Some people didn’t believe me when I suggested (on Nov. 1) that the anonymous Republican “insiders” (e.g. Nicolle Wallace) trashing Sarah Palin were Bushies attempting to destroy her because she’s a threat to the Jeb 2012 bandwagon. Since then, however, we’ve learned that Bush loyalist Mel Martinez was one of the anonymous trashers, and now we see Martinez retiring in order to hand off his Senate seat to Jeb.

No. Hell no. This needs to be stopped immediately.
November 2, 2008

On the rogue diva whack job

Kathryn Jean Lopez’s latest column defending Sarah Palin, carries a stern permission warning, so I won’t quote it, except this one sentence:

She has presented America with an entirely new type of feminism, one that conservative women and the Catholic Church can finally understand and identify with.

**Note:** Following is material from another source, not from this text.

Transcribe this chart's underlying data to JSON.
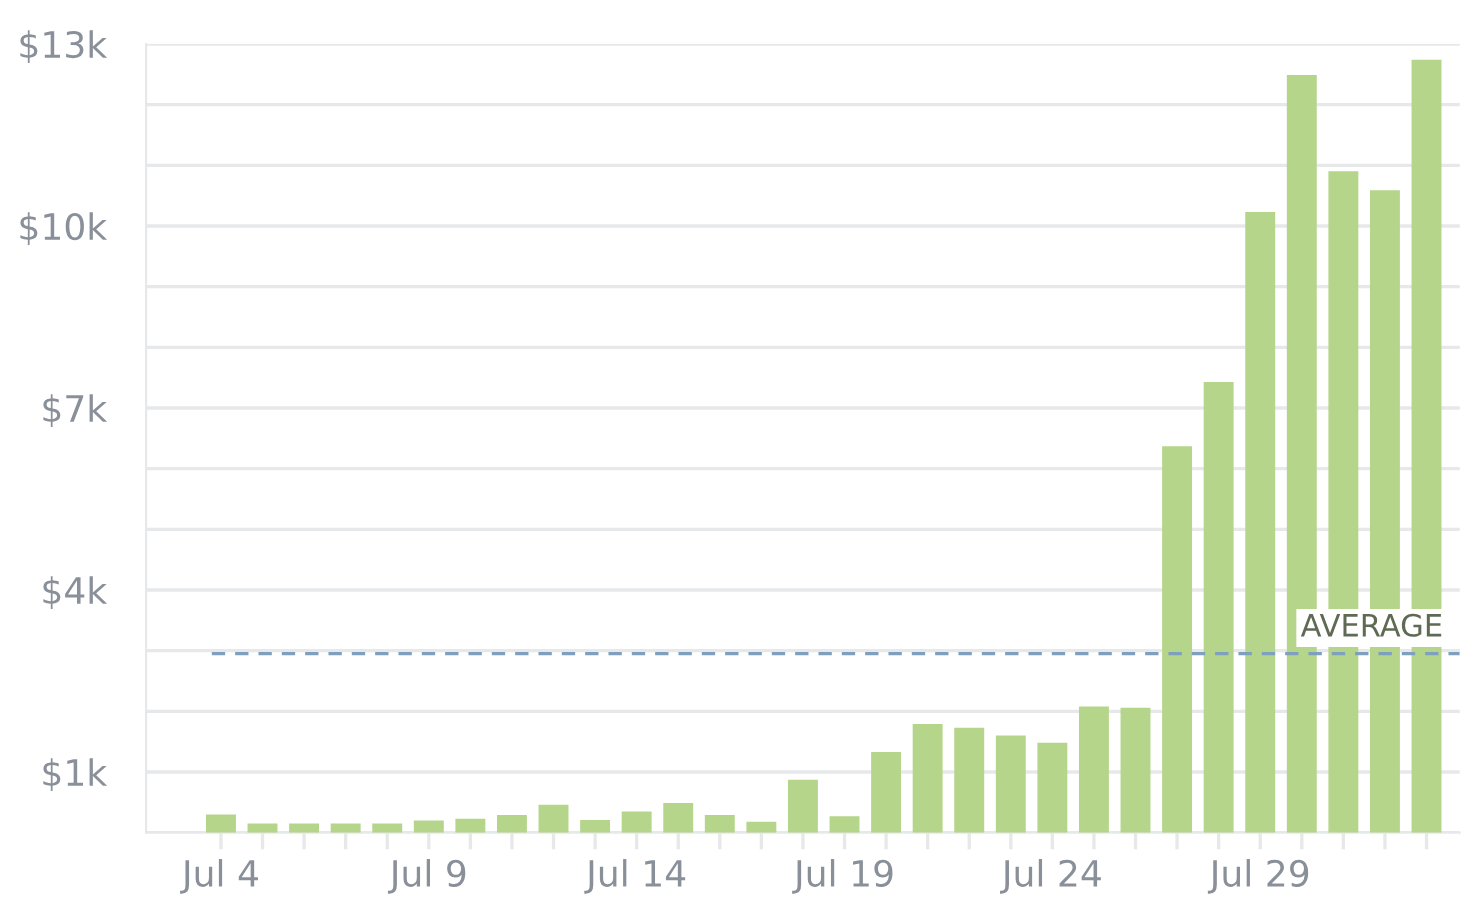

Eh? K-Lo lost me around that curve. I don’t want a “new type of feminism,” or an old type of feminism, or any feminism at all. Feminism sucks. (Or, as I like to say, “Equality is for ugly losers.”) And what does the Catholic Church have to do with it?

K-Lo’s column would be more convincing if she were explicit about the real culprit in the Team Maverick debacle (i.e., the bailout stunt) and if she would identify the real source of the anti-Palin attacks. Palin is being sabotaged by Republicans who are trying to scramble aboard the Jeb Bush 2012 bandwagon.

Conservatives who support Palin recognize her as a potential fresh start for the GOP, whereas devotees of the status quo are looking to continue the Bush dynasty. Republicans got stuck with John McCain as this year’s nominee not because there was an overwhelming landslide for McCain (who finished with just 47% of the GOP primary vote) but because conservatives failed to unite behind an Anybody But McCain candidate.

Mark my words, the 2012 primaries will come down to Jeb Bush vs. Please God Not Jeb Bush, and Palin is the obvious PGNJB candidate. If the field gets overcrowded with a bunch of wannabes — Huckabee, Romney, etc. — dividing up the PGNJB vote, then we’ll get Jeb Bush. We’ve already had two Bushes too many.

So, yeah, the GOP is screwed because somebody made the wrong running-mate choice, but it wasn’t made by John McCain in 2008. It was made by Ronald Reagan in 1980. Conservatives should rally around the slogan, “NO MORE BUSHES.”